Postado originalmente na Uol em 12/12/2010
Leio, hoje, na Folha, as recomendações de Dimenstein: “Uma das experiências mais polêmicas da atualidade em educação são as chamadas escolas “charter”, desenvolvidas nos Estados Unidos. A escola pública é gerida, com autonomia, por associações comunitárias, cujo contrato depende do desempenho dos alunos. Acaba de sair um relato em português sobre a experiência, produzido pelo Instituto Braudel em parceria com a Fundação Itaú Social. Para quem se interessa pelo ensino, é leitura obrigatória.
É um relatório sobre a privataria em Pernambuco, Brasil, que diga-se de passagem ficou em décimo sexto lugar no ranking das notas nacionais no PISA 2009, tendo como parceiros Tocantins e Amapá.
O autor da recomendação não inclui os relatórios americanos que apontam que as charter não têm desempenho significavamente melhor que as escolas públicas americanas. Pode-se ver isso aqui, aqui, aqui, aqui. Este último estudo diz:
“Our national pooled analysis reveals, on the whole, a slightly negative picture of average charter school performance nationwide. On average, charter school students can expect to see their academic growth be somewhat lower than their traditional public school peers, though the absolute differences are small. Charter students trail the academic growth of TPS students by .01 standard deviations in reading, and by .03 standard deviations in math. Though small, these effects are statistically significant. These findings hold for students across the board of initial starting scores, except for students in the lowest and highest starting deciles in reading.”

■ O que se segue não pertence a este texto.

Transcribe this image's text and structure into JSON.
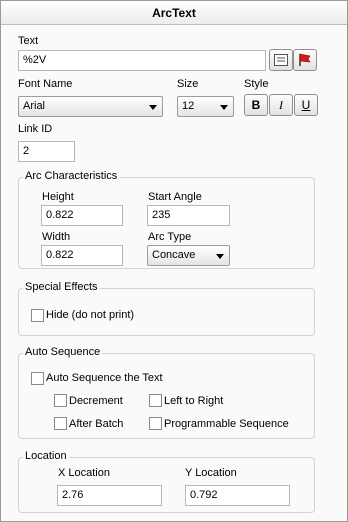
{
  "title": "ArcText",
  "text_section": {
    "label": "Text",
    "value": "%2V",
    "edit_icon": "edit-icon",
    "flag_icon": "flag-icon"
  },
  "font": {
    "name_label": "Font Name",
    "name_value": "Arial",
    "size_label": "Size",
    "size_value": "12",
    "style_label": "Style",
    "bold": "B",
    "italic": "I",
    "underline": "U"
  },
  "link": {
    "label": "Link ID",
    "value": "2"
  },
  "arc": {
    "title": "Arc Characteristics",
    "height_label": "Height",
    "height_value": "0.822",
    "start_angle_label": "Start Angle",
    "start_angle_value": "235",
    "width_label": "Width",
    "width_value": "0.822",
    "arc_type_label": "Arc Type",
    "arc_type_value": "Concave"
  },
  "effects": {
    "title": "Special Effects",
    "hide_label": "Hide (do not print)"
  },
  "auto_seq": {
    "title": "Auto Sequence",
    "auto_label": "Auto Sequence the Text",
    "decrement_label": "Decrement",
    "left_to_right_label": "Left to Right",
    "after_batch_label": "After Batch",
    "programmable_label": "Programmable Sequence"
  },
  "location": {
    "title": "Location",
    "x_label": "X Location",
    "x_value": "2.76",
    "y_label": "Y Location",
    "y_value": "0.792"
  }
}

Sabe-se que as “charter” drenam os melhores e mais motivados estudantes das escolas públicas deixando estas com os não educáveis, uma verdadeira guetorização da escola americana.
Mas o curioso é que venha sugerir remédios para a escola pública brasileira a partir de medidas tomadas por um país, os Estados Unidos, que não avançam no PISA há pelo menos uma década. Mais ainda, nos exames internos os americanos estão pior do que estavam no passado, antes das charters e da privataria geral do Bush.
O autor remete para um texto da Fundação Itau Social. Apenas para se ter uma ideia, reproduzo abaixo um exemplo do que se encontra neste relatório:
“As escolas charter não têm que selecionar um diretor que esteja certificado pelo Estado e pela Secretaria de Educação de Chicago. Elas podem escolher um empresário ou um professor bem-sucedido para ser seu diretor. Essa autonomia faz com que talentos diferentes possam se envolver na educação pública… Há maior flexibilidade para contratar professores também.
Nós temos um astrofísico que trabalhava na Nasa e agora ensina em uma de nossas escolas charter. Ele não tem certificação como professor, mas quem pode dizer que não conhece a disciplina que ensina? (…) Outro tipo de autonomia importante que as charters têm é na gestão e captação de recursos financeiros. Nós temos uma escola que dá prioridade à saúde e bem-estar e, por isso, contratou uma professora para dar aulas de ioga na escola… Cada escola decide como gastar seus recursos.” Jaime Guzman, Secretaria de Educação de Chicago, 2009.”
Leia mais aqui: http://catracalivre.folha.uol.com.br/wp-content/uploads/2010/12/Miolo.pdf
E este é o modelo que Dimenstein sugere. Note que ele chega a este modelo depois de dar o exemplo de uma escola que foi “adotada” por um jardineiro que resolveu dedicar parte da vida dele a cuidar da escola. Despertou-se assim a participação da comunidade e é claro da iniciativa privada que então conseguiu melhoria generalizada nas notas dos alunos.
Para Dimenstein “educar é algo muito complexo para ficar apenas dentro dos muros da escola”: leia-se, para ficar só com o setor público. A mesma conversa fiada é vista nos Estados Unidos em relação à comunidade. Desde os anos 20 a comunidade é envolvida com a educação, mas quem da comunidade? Empresários, homens de negócio interessados no mercado educacional. É desta comunidade que os liberais falam.
Todas estas privatarias já foram testadas nos USA. Se fossem sérios, estariam mostrando os problemas desta via – o desempenho americano no PISA é a melhor prova de sua falência – e não apenas alardeando soluções mágicas que, no fundo, visam implementar a lógica dos negócios nos assuntos educacionais para abrir mercado para a indústria educacional – única beneficiária da privataria geral americana.